With every breath, pain, like glass, cut deeper into Elm’s mind. “Hauth needs someone to barter with when Ravyn returns. And I cannot let it be you.” His voice hardened. “I’m not going to run away from him this time.”
He laced his fingers in Ione’s, pushing his Scythe into her hand. “I wish we could have had those hundred years, Hawthorn. I wish you could have been Queen.”
“I don’t care about being Queen.” She pulled him close—pressed quivering lips to his mouth. “You are not Hauth, and you are not the boy he tormented. It would be terribly unclever to die, just to prove it. Please, Elm. Come with me.”
Her kiss tasted like tears. Elm was lost to it. He pulled back. “Get on the horse and ride away, Ione.”
When her hazel eyes went blurry under his Scythe’s command, it took all of Elm not to look away. Ione got on his horse, spurred it, her hair catching moonlight, a dreamy yellow ribbon in the wind. She cried out, calling his name, ripping the last whole piece of his rotted-out heart to tatters.
Go, he commanded. Don’t look back.
She fought it. Damn her, she fought to look back. Tears burned Elm’s eyes. “See you in the woods,” he murmured. “Mud on my ankles.”

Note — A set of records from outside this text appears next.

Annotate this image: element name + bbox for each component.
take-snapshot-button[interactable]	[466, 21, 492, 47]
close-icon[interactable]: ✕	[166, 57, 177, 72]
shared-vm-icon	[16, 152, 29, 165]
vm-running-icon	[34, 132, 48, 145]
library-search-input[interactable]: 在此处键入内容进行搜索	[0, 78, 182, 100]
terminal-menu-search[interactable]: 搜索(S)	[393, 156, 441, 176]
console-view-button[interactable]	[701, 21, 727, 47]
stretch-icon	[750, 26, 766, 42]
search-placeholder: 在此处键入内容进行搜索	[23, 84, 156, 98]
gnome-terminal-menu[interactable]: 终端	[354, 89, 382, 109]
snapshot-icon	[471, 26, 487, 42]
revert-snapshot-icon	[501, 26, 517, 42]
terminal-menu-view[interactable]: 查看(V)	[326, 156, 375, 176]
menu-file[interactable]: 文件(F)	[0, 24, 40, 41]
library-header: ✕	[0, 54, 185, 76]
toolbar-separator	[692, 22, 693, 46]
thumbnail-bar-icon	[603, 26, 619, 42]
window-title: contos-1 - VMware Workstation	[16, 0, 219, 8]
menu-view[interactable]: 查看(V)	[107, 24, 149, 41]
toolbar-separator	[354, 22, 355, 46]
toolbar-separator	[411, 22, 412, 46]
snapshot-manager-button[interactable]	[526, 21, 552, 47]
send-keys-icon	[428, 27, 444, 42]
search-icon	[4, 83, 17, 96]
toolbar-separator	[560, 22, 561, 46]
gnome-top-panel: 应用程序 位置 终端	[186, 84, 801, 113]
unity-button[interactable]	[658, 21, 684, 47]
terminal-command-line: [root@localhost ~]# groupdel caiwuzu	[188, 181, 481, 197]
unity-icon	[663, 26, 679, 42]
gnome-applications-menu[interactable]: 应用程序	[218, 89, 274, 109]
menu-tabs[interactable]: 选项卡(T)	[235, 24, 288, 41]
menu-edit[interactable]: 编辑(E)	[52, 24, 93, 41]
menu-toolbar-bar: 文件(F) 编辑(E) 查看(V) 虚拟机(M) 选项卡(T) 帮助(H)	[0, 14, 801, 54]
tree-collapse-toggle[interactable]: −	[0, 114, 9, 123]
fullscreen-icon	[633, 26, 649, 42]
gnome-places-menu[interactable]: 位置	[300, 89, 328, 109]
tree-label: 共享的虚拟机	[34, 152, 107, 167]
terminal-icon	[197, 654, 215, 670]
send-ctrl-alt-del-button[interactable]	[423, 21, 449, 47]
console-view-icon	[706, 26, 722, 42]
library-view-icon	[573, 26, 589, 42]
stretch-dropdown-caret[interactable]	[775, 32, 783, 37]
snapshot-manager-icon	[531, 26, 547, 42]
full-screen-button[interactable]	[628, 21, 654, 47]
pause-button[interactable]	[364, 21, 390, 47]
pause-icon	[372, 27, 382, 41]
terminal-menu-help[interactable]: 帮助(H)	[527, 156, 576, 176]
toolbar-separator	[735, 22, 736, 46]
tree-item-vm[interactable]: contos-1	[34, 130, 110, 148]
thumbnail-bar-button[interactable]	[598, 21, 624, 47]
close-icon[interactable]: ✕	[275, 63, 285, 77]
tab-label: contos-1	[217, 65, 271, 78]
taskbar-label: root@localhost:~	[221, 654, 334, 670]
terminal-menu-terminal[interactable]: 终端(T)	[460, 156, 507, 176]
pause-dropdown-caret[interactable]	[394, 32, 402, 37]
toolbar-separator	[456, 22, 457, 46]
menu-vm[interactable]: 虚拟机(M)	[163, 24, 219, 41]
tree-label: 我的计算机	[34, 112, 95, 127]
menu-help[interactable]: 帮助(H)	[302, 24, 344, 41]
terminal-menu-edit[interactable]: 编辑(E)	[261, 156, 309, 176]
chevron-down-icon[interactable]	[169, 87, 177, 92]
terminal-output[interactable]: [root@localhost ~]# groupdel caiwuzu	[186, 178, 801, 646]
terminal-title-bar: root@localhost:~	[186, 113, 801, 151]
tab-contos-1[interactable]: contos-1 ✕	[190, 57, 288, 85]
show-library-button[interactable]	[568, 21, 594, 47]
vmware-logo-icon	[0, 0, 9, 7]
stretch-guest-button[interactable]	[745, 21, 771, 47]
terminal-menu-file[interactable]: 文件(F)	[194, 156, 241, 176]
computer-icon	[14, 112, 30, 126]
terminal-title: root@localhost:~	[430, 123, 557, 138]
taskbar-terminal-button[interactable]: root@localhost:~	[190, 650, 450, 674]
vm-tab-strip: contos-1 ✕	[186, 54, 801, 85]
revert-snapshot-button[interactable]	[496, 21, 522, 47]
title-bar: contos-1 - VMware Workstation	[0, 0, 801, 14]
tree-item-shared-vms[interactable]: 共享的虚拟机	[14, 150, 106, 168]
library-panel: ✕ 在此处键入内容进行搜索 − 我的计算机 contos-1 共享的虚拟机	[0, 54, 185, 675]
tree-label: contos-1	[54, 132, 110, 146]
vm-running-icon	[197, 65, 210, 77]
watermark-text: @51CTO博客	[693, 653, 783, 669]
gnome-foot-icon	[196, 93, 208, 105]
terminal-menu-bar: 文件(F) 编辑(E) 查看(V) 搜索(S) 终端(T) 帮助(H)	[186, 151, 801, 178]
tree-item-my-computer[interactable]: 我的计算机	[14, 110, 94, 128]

Blood slid from his nostrils, dripping into his mouth. He sat down on the road and bore the pain like he always had. Twenty minutes later, he finally tapped his father’s Scythe.
When the Destriers found him, Elm was looking up at the moon, bright and indifferent, worrying its way across the sky.
Chapter Forty-Three
Elspeth
The Nightmare stood in silence upon the shore. Ravyn had not returned. And Jespyr—the darkness nestled in her veins had stemmed. But her eyes remained closed, and her breathing was slow. Labored.